Local | By Correspondent December 12, 2025

 

THE HAGUE – A new wave of reforms aimed at improving the investment climate in the Caribbean parts of the Kingdom is underway, addressing long-standing complaints about slow bureaucracy, opaque permitting procedures and weak consumer protections. The measures are included in the Dutch government’s progress document released this week.

Central to the plan is the development of updated legislation for competition policy, consumer protection, privacy, and business licensing across Aruba, Curaçao and St. Maarten. These reforms are designed to reduce monopolistic structures, strengthen regulatory transparency and protect foreign and local investors.

A parallel effort focuses on digitalizing government services—an area Dutch officials say is essential to lowering administrative burdens on entrepreneurs. Pilot programs on all three islands are testing digital permit applications, electronic signatures, and streamlined data exchanges between ministries.

To support small and medium-sized enterprises, the Netherlands has expanded access to the BMKB credit-guarantee scheme, enabling Caribbean businesses to secure loans even with limited collateral. This is expected to boost entrepreneurship in tourism, food production, maritime services and technology sectors.
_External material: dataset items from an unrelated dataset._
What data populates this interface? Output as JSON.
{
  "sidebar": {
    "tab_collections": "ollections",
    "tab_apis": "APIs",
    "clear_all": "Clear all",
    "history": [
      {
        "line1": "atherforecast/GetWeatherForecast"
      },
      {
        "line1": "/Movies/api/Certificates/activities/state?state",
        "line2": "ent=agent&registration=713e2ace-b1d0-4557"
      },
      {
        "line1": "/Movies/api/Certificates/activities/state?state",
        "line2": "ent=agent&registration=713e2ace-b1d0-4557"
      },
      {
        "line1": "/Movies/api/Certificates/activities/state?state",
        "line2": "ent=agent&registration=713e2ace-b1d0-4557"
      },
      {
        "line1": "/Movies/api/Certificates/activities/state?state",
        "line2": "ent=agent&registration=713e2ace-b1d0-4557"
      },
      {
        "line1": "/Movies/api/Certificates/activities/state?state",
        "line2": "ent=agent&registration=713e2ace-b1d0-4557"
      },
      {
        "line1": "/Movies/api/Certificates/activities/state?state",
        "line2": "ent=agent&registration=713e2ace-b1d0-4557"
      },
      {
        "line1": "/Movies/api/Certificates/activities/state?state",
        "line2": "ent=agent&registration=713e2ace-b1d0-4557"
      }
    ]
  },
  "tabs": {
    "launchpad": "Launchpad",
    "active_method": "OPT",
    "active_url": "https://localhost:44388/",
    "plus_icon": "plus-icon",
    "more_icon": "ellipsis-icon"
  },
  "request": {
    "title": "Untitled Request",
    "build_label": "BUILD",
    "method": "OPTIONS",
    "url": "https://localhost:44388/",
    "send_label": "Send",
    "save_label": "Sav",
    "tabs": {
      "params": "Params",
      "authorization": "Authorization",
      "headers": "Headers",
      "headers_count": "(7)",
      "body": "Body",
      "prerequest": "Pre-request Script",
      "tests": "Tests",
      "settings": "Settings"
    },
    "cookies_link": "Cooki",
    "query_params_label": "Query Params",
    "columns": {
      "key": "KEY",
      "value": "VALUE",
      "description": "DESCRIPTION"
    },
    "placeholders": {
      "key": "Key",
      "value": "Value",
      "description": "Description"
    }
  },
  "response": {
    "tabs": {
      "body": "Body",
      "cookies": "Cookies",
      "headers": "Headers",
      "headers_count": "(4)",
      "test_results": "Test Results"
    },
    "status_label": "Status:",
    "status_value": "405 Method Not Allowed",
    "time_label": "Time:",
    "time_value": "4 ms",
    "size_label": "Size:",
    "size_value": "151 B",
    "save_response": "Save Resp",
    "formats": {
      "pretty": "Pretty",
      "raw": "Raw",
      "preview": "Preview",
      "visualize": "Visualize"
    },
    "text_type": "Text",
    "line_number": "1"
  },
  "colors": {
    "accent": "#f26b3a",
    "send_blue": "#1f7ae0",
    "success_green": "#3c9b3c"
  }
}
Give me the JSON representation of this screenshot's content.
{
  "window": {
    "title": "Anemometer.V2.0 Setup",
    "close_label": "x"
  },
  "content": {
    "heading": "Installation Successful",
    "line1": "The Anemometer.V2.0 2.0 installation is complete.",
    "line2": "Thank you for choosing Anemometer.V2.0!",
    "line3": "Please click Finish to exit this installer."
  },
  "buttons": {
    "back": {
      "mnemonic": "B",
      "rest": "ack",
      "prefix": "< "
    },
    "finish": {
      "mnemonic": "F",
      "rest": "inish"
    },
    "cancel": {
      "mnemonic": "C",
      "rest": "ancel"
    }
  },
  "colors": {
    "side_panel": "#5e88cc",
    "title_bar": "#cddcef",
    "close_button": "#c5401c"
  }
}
The islands will also benefit from ongoing cooperation with the International Monetary Fund’s CARTAC program, strengthened by a €1.5 million Dutch contribution. CARTAC provides technical support on public-finance management, statistics, tax administration and economic modeling.

According to the report, improved governance and administrative efficiency are critical for attracting investors, ensuring fair competition, and fortifying the islands’ resilience in the face of economic shocks.